The Courts have generally in recent years allowed the introduction of hearsay evidence stating that it should be done so under a principled approach. It is a fact that most estate disputes when litigated often refer to statements from the grave and what was stated by the deceased prior to death and other types of hearsay that is not usually admissible into evidence.
Mac v Mak 2016 BCSC 1140 quoted the following excerpt of law that summarizes hearsay evidence in estate litigation:
Justice Dardi considered the principled approach to the hearsay exception in Harshenin v. Khadikin, 2015 BCSC 1213. Hearsay evidence is presumably inadmissible when relied upon for the truth of its contents. However, if the statement is not proffered for its truth or is proffered pursuant to a well-established exception, such as for the deceased person’s state of mind, it is admissible: Harshenin at para. 30, citing R. v. P(R.) (1990), 58 C.C.C. (3d) 334 (Ont. H.C.J.).
 However, the evidence must carry indicia of trustworthiness: R. v. Panghali, 2010 BCSC 1114 at para. 21.
 Justice Dardi noted in Harshenin that statements attributed to the deceased may require application of the “principled approach” to hearsay. She referenced the four decisions of the Supreme Court of Canada that should be followed regarding the principled approach, which are R. v. Khan,  2 S.C.R. 531; R. v. Smith,  2 S.C.R. 915; R. v. Starr, 2000 SCC 40; and R. v.

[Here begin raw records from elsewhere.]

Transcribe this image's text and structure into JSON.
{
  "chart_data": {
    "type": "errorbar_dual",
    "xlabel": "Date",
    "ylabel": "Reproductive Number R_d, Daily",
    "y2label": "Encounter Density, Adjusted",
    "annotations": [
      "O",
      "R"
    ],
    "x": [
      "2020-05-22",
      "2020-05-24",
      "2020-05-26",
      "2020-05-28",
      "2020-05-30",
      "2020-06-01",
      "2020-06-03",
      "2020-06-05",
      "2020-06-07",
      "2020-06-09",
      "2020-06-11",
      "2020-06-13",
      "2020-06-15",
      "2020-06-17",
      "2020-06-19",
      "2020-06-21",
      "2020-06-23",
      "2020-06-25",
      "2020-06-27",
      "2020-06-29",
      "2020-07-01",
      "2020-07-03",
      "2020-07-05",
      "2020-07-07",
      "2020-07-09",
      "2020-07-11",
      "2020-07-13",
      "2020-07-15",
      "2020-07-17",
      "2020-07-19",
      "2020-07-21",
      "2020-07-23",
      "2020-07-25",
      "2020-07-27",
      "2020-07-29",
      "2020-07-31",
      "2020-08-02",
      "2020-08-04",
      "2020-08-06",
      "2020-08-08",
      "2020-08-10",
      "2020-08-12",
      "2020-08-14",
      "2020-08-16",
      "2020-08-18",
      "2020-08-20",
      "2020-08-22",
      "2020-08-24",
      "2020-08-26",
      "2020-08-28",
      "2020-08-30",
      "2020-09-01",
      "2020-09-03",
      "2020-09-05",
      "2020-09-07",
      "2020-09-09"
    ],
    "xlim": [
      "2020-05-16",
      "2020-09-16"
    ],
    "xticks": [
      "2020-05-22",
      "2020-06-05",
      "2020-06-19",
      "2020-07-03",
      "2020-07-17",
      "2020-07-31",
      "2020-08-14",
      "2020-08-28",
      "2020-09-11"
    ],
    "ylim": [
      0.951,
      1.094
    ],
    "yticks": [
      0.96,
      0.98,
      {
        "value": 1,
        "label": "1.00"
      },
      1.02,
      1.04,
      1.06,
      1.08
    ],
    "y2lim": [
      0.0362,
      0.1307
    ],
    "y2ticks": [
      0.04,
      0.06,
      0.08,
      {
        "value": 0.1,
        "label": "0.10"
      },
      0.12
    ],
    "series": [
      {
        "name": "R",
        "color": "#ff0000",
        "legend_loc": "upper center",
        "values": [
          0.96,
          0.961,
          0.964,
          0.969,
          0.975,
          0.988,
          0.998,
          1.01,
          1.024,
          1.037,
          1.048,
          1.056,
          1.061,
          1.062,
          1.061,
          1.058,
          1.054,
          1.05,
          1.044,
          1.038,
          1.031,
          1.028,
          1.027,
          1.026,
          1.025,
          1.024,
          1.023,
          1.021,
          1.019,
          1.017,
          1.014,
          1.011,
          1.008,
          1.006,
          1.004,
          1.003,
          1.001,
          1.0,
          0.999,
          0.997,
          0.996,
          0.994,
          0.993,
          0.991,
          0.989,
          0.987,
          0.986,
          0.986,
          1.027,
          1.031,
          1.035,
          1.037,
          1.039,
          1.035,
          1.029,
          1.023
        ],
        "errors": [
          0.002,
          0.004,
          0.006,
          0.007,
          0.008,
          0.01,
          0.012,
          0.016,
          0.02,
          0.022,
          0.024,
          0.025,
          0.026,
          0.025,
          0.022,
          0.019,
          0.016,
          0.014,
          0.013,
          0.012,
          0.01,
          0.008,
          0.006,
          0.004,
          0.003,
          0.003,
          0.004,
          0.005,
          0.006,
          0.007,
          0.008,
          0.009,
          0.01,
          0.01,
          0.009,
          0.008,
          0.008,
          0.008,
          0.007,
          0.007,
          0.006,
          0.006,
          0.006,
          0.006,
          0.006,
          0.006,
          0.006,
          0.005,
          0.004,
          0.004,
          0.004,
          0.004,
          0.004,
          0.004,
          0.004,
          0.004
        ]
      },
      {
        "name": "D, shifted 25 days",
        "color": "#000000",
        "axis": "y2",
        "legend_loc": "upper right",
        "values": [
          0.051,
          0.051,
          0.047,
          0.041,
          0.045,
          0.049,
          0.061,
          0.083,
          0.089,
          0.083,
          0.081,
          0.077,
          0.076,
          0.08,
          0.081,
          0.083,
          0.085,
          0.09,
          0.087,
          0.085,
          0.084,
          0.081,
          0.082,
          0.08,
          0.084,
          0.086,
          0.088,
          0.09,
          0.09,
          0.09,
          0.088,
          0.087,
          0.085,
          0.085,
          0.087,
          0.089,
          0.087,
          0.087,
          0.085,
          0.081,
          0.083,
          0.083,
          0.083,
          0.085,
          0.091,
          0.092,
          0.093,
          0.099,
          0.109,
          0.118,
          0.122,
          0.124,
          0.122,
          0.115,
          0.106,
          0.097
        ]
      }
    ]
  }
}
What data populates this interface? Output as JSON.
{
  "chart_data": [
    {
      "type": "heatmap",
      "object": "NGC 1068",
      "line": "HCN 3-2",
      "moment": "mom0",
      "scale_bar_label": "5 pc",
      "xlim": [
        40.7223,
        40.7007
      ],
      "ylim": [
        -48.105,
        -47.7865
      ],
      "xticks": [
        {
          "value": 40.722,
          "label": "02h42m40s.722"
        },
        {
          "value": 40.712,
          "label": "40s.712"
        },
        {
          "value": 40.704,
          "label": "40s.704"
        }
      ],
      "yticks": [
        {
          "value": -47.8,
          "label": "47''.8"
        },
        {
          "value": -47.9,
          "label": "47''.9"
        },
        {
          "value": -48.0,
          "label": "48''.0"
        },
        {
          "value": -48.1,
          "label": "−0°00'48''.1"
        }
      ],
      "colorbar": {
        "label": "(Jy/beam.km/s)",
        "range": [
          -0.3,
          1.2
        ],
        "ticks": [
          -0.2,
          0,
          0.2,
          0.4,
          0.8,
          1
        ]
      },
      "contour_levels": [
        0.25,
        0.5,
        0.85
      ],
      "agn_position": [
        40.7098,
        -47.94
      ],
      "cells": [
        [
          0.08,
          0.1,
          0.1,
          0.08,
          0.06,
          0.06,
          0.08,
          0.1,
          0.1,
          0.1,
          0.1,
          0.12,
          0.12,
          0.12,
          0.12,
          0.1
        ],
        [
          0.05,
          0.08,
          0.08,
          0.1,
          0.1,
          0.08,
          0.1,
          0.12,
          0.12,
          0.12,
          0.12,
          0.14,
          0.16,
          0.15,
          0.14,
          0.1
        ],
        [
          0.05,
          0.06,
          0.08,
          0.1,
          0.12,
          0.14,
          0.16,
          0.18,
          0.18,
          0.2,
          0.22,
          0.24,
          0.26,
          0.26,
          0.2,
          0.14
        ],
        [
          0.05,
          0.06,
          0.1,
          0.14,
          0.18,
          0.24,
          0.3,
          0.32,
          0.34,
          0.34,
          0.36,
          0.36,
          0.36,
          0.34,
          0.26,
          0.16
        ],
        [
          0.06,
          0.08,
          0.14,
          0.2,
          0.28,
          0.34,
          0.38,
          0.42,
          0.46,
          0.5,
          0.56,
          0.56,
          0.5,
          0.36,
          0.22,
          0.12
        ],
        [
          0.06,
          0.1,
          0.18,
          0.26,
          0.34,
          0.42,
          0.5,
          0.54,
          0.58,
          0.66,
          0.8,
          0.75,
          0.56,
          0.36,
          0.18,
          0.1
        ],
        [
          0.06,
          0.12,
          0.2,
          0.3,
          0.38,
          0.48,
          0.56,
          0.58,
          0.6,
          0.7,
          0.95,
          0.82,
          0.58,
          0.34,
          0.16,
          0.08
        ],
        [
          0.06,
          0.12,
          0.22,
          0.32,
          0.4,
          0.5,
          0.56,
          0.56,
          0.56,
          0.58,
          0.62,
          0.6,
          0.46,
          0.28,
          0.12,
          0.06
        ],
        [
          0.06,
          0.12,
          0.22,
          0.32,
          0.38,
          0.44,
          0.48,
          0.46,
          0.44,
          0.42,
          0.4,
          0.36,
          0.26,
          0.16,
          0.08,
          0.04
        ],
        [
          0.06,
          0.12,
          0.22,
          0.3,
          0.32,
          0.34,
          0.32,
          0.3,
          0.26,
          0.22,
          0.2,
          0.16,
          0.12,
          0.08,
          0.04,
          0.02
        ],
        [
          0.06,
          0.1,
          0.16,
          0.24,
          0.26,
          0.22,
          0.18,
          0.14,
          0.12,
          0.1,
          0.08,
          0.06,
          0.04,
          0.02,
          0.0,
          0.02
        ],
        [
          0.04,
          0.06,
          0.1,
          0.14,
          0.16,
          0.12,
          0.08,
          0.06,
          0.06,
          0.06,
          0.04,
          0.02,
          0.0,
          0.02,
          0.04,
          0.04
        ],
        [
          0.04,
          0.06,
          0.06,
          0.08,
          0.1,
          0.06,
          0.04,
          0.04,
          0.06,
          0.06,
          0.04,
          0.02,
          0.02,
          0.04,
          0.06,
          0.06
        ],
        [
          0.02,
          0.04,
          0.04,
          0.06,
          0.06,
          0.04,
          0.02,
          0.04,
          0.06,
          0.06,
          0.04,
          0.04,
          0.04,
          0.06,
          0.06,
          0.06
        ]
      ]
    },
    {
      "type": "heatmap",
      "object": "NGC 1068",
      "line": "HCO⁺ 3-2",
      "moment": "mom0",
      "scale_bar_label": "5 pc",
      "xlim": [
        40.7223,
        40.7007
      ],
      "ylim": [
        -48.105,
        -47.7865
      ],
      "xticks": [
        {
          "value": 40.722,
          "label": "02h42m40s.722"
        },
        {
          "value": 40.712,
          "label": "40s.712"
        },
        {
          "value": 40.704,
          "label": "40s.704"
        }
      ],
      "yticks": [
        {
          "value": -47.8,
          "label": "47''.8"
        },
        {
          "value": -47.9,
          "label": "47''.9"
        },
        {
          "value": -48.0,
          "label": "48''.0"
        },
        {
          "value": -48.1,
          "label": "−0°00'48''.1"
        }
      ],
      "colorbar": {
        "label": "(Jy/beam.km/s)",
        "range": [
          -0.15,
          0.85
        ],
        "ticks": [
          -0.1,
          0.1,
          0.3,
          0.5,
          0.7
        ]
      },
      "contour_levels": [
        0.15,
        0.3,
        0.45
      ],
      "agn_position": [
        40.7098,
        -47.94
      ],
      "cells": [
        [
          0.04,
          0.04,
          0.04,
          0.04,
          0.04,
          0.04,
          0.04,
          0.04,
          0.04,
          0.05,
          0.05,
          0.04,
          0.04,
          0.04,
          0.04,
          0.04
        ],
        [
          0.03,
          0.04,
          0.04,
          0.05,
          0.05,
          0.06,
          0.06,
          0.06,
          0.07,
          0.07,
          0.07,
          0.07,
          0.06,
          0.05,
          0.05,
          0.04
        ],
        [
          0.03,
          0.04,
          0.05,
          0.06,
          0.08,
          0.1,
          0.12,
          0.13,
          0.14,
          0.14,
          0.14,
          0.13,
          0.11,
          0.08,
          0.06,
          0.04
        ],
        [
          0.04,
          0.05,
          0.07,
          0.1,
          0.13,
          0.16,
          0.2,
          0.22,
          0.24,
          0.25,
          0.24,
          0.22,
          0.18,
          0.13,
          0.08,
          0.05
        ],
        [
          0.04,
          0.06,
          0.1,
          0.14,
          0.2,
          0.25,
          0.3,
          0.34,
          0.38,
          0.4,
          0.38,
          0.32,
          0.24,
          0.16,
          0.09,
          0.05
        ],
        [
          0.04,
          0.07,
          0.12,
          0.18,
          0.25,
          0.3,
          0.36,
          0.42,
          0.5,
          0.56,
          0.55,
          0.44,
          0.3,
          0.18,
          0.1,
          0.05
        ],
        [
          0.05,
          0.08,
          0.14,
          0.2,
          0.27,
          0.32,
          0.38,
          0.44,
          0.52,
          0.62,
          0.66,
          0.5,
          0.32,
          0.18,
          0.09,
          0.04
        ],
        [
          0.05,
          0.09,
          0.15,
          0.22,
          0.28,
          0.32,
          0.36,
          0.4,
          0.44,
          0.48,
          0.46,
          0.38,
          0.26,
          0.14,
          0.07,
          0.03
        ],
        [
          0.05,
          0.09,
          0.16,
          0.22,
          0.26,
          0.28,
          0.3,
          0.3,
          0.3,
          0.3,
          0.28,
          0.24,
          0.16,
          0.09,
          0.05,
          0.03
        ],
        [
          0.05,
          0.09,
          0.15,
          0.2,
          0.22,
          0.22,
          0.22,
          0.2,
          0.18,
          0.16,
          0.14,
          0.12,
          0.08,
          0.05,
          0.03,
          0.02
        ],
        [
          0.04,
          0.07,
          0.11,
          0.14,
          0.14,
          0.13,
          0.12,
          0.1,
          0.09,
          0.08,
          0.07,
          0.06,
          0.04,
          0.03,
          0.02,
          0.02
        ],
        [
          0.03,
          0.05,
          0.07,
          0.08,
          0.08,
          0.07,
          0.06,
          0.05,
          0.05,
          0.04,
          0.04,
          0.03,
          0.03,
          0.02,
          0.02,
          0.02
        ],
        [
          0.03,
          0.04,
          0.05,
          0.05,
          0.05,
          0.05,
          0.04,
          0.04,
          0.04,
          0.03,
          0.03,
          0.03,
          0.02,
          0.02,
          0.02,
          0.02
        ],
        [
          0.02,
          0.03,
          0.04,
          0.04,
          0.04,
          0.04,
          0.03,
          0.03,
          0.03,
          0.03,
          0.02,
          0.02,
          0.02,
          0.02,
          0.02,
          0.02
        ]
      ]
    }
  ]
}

Khelawon, 2006 SCC 57: Harshenin at paras. 32 – 33. The admissibility of hearsay under the principled approach is summarized in Khelawon at para. 2:
… When it is necessary to resort to evidence in this form, a hearsay statement may be admitted if, because of the way in which it came about, its contents are trustworthy, or if circumstances permit the ultimate trier of fact to sufficiently assess its worth. If the proponent of the evidence cannot meet the twin criteria of necessity and reliability, the general exclusionary rule prevails.
 The onus is on the party tendering the hearsay evidence to establish the necessity and reliability on a balance of probabilities. The court in this case must assess both the threshold reliability of the statement at issue and the statement’s ultimate reliability, having regard to the entirety of the evidence: Khelawon at paras. 2-3.
 Of the twin requirements, namely necessity and reliability, necessity will be met if the maker of the statement is deceased: Harshenin at para. 34.
 To establish reliability, the court must examine the circumstances surrounding the making of the statement. Justice Dardi described this inquiry as follows:
 … A circumstantial guarantee of trustworthiness is established if the statement was made in circumstances which “substantially negate” the possibility that the declarant was untruthful or mistaken: Smith at 933.
 As a preliminary threshold issue, the court must first find on a balance of probabilities that the statement was made by the Deceased before it goes on to determine the treatment and weight of such evidence: Creutz v. Estate of Kristian Winther, 2007 BCSC 1463 at para. 99. In essence, this assessment turns on the credibility of the various witnesses: Halfpenny v. Holien (1997), 37 B.C.L.R. (3d) 186 (S.C.).
Accordingly, in the case at bar, in addition to finding on a balance of probabilities that the statement was made, the Court must find the twin requirements of reliability and necessity have been met.
 Because Sau Har Mak is deceased, there is clearly the requirement of necessity. In respect of reliability, for the reasons that follow I find the evidence of Sau Har Mak’s meetings with her family, executing the mortgage documents, and arranging the Mahon properly to be held jointly with her daughters is reliable.
 When the reliability of evidence is in question, the court must look to documents that can either corroborate or refute evidence given by witnesses: Cerenzie v. Duff, 2014 BCSC 1345 at paras. 28 – 31; Gutierrez Estate v. Gutierrez, 2015 BCSC 185 at paras. 24, 51, 55, 87 to 88.